Emergency tax codes are used for most initial pension freedom withdrawals.
People pay more tax than they would if given a full year’s tax allowance. The extra tax can be reclaimed.
On a £10,000 withdrawal the additional tax would be £3,099.
Tens of thousands of people are unlikely to have reclaimed this overpaid tax.
Two year anniversary of pension freedoms today.
Tens of thousands of people who have used the pension freedoms since they came into effect two years ago have failed to reclaim millions of pounds in overpaid tax that would have been charged on their first withdrawals.
When someone takes their first flexible withdrawal from their pension fund using the freedoms, it is highly likely that their pension provider will not have a tax code for them. HMRC rules require the pension provider to apply tax on the basis that only part of the full tax year allowances are given – known as a ‘month 1’ basis. The withdrawal is counted as if it is a monthly withdrawal that will be made every month during the year, rather than the one off withdrawal it will be in many cases. The tax is therefore calculated based on a much higher annual withdrawal than the investor actually takes.
For example, someone withdrawing £10,000 from their pension deliberately to keep themselves under the personal allowance would have expected to pay no tax but in fact they may pay £3,099 in tax. This is because under a month 1 basis it would be treated as the first of twelve £10,000 withdrawals and tax would be calculated based on £120,000 being withdrawn throughout the year.
The table below shows the different amounts of tax people could have paid under a month 1 basis compared to what they might have expected to pay:
Tax due for a basic rate taxpayer if a single withdrawal
Tax taken under Month 1 basis
This tax can be reclaimed from HMRC but analysis of HMRC and FCA pension freedoms data shows that far fewer people have made the reclaim than have accessed the pension freedoms.
The FCA data shows that since the pension freedoms were introduced in April 2015, an average of 139,000* pension pots per quarter have been accessed for the first time using flexi-access drawdown or a lump sum payment. The majority of these initial withdrawals are likely to have been taxed on a month 1 basis under HMRC rules.
However, HMRC data for 2016 shows that on average only 10,998** reclaims for overpaid tax have been made per quarter. The total value of tax repaid by HMRC during 2016 was £108 million, a figure dwarfed by the £2.6 billion the Government is now expecting to receive during the first two years of pension freedoms.

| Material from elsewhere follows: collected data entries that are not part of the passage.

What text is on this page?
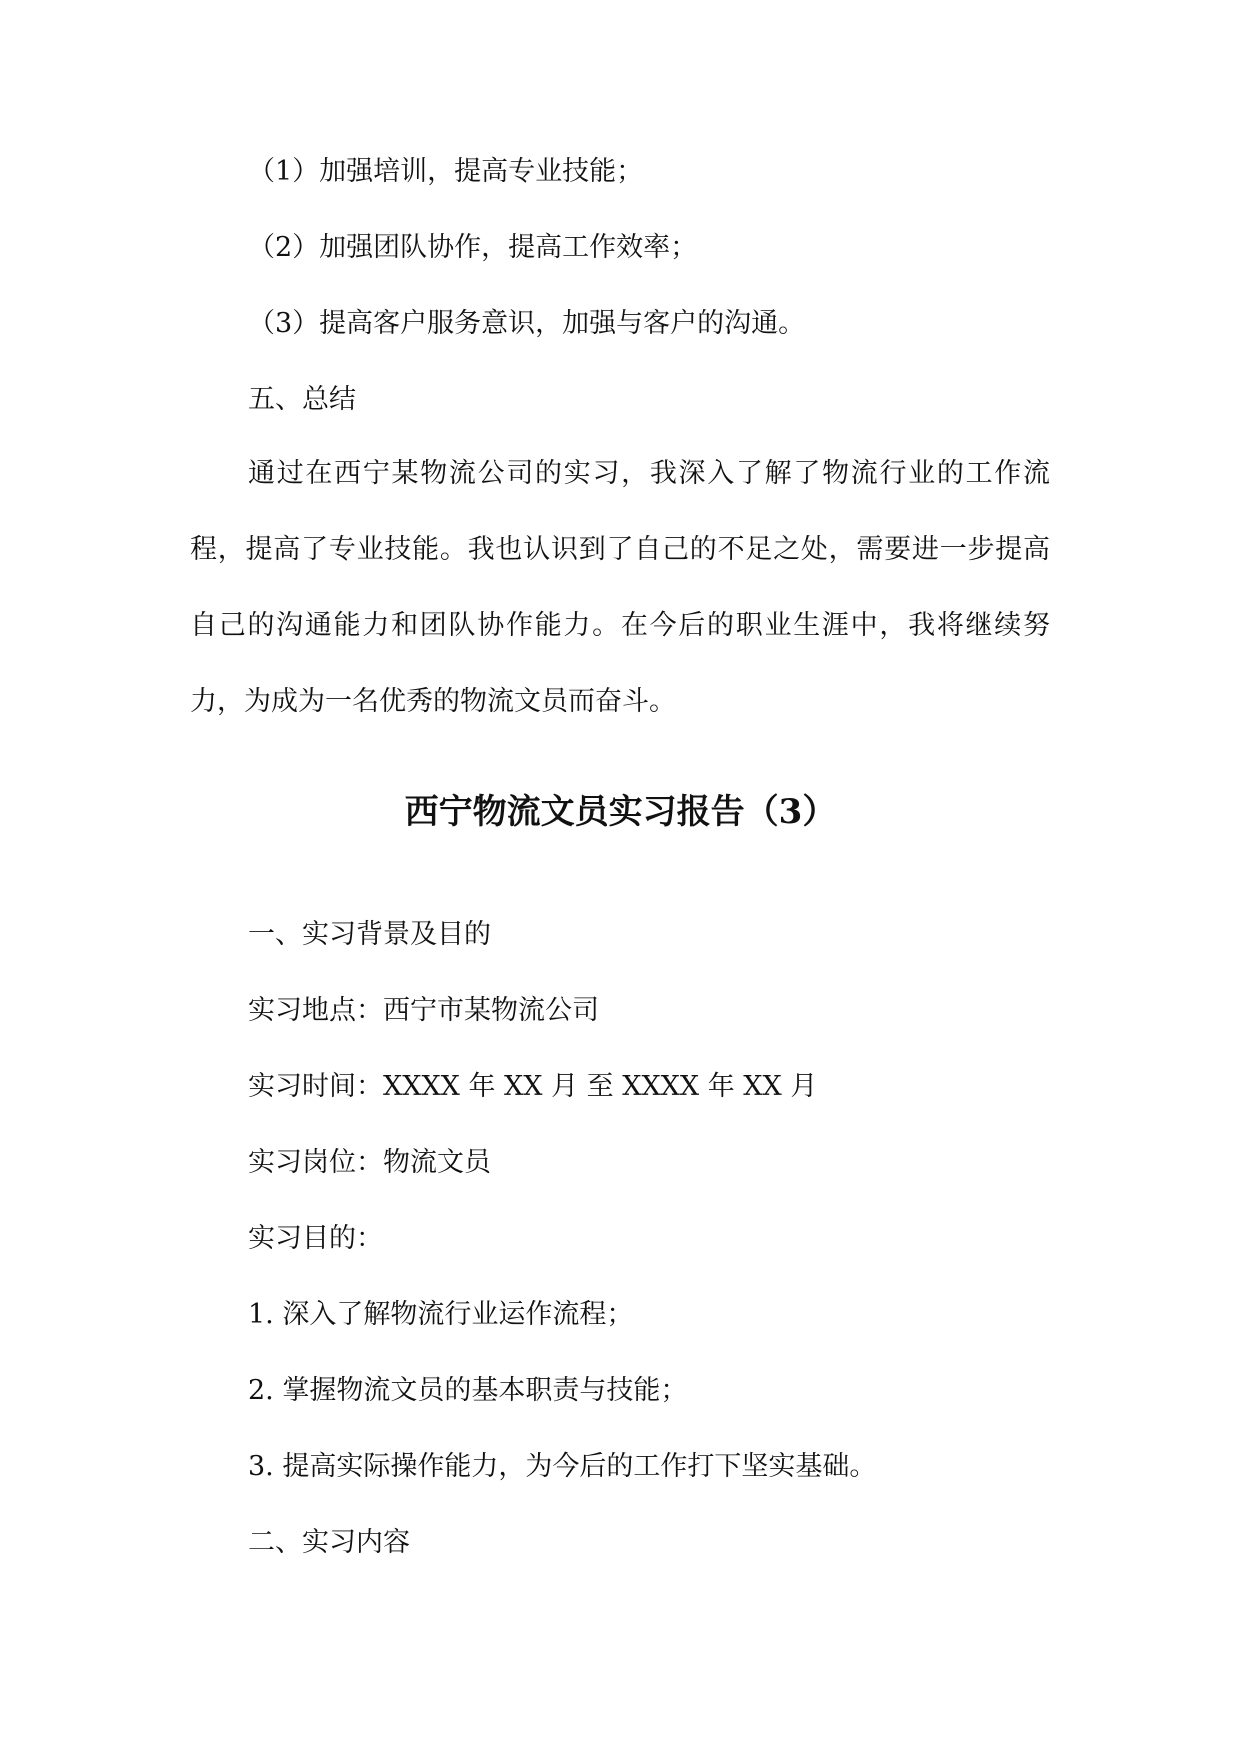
（1）加强培训，提高专业技能；
（2）加强团队协作，提高工作效率；
（3）提高客户服务意识，加强与客户的沟通。
五、总结
通过在西宁某物流公司的实习，我深入了解了物流行业的工作流程，提高了专业技能。我也认识到了自己的不足之处，需要进一步提高自己的沟通能力和团队协作能力。在今后的职业生涯中，我将继续努力，为成为一名优秀的物流文员而奋斗。
西宁物流文员实习报告（3）
一、实习背景及目的
实习地点：西宁市某物流公司
实习时间：XXXX 年 XX 月 至 XXXX 年 XX 月
实习岗位：物流文员
实习目的：
1. 深入了解物流行业运作流程；
2. 掌握物流文员的基本职责与技能；
3. 提高实际操作能力，为今后的工作打下坚实基础。
二、实习内容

Tom Selby, senior analyst at AJ Bell, comments:
“HMRCs insistence that an emergency tax code must be applied to pension freedom withdrawals means tens of thousands of people will have paid too much tax on their withdrawals yet very few of them have reclaimed this tax. This might be because they don’t know they have paid too much tax or the process to reclaim it just seemed too complicated. Whatever the reason, there is likely to be millions of pounds sat with HMRC that could be legitimately reclaimed. It is up to individuals to check whether they have paid too much tax and to make a claim, they are unlikely to get any help from the Government.”
How to make a reclaim
How people make a claim for any overpaid tax depends on the nature of the withdrawals they have made from their pension and their personal circumstances.
The Government website states:
If the payment used up your pension pot and you have no other income in the tax year, fill in form P50Z.
If the payment used up your pension pot and you have other taxable income, fill in form P53Z.
If the payment didn’t use up your pension pot and you’re not taking regular payments, fill in form P55. You can only use this form if your pension provider can’t refund you.